Untitled.0 - The time an innocent rule change reduced an soccer match to chaos

Barbados vs. Grenada started out as a normal, high-stakes game. Then things took an extremely silly turn.

Pick any sport you like, and you’ll find that The Rules are an elaborate nest of props. Trial and error has done just enough to make these games playable and entertaining, hardly a way to create an impervious, logical structure. Mess with those rules and the consequences might be both drastic and unforeseeable.

In competitive play, we bolted another set of meta-rules on top of our creaky sports. These rules dictate things like playoff seeding, scheduling, all that sort of stuff. The meta-rules have a significant effect on gameplay.

Take, for instance, the NFL, where margin of victory is almost entirely irrelevant. If it was moved up from the ninth tiebreaker slot or wherever it is now to look more like soccer, where goal differential is important, we’d see teams play garbage time very differently, which would probably lead to a change in injury patterns and spark all sorts of unforeseeable consequences.

In other words, mess with what works at your peril, as small tweaks can have extremely odd effects. But hey, this is Secret Base, and we love peril. Especially peril which happens to be as chaotic as possible.

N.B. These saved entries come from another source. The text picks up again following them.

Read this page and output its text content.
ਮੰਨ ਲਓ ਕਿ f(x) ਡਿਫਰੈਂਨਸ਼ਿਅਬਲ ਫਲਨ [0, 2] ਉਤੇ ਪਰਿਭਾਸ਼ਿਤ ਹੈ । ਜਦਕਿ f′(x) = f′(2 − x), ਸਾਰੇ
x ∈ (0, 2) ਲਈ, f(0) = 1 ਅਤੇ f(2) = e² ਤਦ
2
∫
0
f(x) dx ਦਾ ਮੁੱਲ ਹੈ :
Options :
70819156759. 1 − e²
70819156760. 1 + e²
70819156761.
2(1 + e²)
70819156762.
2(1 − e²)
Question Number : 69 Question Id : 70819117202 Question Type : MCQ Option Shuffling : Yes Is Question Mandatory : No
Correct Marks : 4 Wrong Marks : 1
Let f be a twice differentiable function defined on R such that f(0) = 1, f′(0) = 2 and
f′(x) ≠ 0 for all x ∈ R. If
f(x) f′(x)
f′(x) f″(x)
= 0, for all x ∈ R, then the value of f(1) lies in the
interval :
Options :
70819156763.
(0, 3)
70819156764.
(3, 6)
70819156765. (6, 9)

The poor fools who meddled in the rules when they oughtn’t were CONCACAF, who made two serious mistakes in setting up 1994 Caribbean Cup qualifying.

  1. Golden goals. In soccer, a golden goal is when extra time with a win for whichever scores first. This basically never goes well, especially when you do a weird implementation of golden goals in which they for some reason count as two goals.
  2. Tie-avoidance. Extra time is a usual way to handle elimination games which are tied. It’s a less usual in group stage play, where teams compete on a small table with three points for a win and one for a draw.

These two factors combined to create absolute chaos in Group 1. Grenada were leading the group with a 2-0 win over Puerto Rico, earned via that golden goal rule. Barbados, meanwhile, were bringing up the rear after losing 1-0 to the same opposition. But they were still in with a shout. You’re never out of a three-team group until your last game.

The way it shook out was that Barbados could go level on points with Grenada by beating them, and overtake them in goal difference with a two-goal margin of victory. This meant that a 2-0 win (say) would allow them to progress out of the group and into the final tournament.

Everything looked ok until the 83rd minute. Barbados had swept out to a 2-0 lead and all was well. But then Grenada pulled a goal back. A 2-1 scoreline would mean they they topped the group instead of Barbados. And that is when CONCACAF’s rulebook misadventures came back to haunt them.

You may think this all sounds strangely familiar. That’s because one of our most popular videos deals with this match. I certainly can’t explain the wonderful disaster that unfurled better than my friends Ryan or Will, so … take it away, guys:

(If you didn’t want to watch, Barbados deliberately scored an own goal in the 87th minute, then prevented Granada scoring in either goal until extra time, then scored their golden goal to win the game 4-2 and Group 1 on goal difference. They advanced to the tournament finals, where they failed to make it out of Group A.)

One thing that the video didn’t highlight is that this wasn’t just a flaw with the golden goal rule. The own goal mess arose because of the interaction of the two mistakes I’d highlighted earlier. Changing the value of a golden goal means nothing without the eccentric decision to allow group stage matches to go to extra time. Extra time in group-stage games with standard golden goal rules would have forced Barbados to try to go for the win in normal time.

There were only two rule combinations which would have made Barbados’s bizarre plan worthwhile: the one we got, and also extra time in group stage draws but with no golden goal at all. In that case, Barbados would have had thirty minutes to score two goals rather than seven to score one, which is an obvious trade to make (although not as obvious as the one they did end up making).

For me, that suggests that the rule-fiddlers had attempted to anticipate the mess that their decision on extra time would create by introducing the golden goal rule. But then they tweaked that one too (why? I have no idea), and glorious disaster ensued. Well done all round.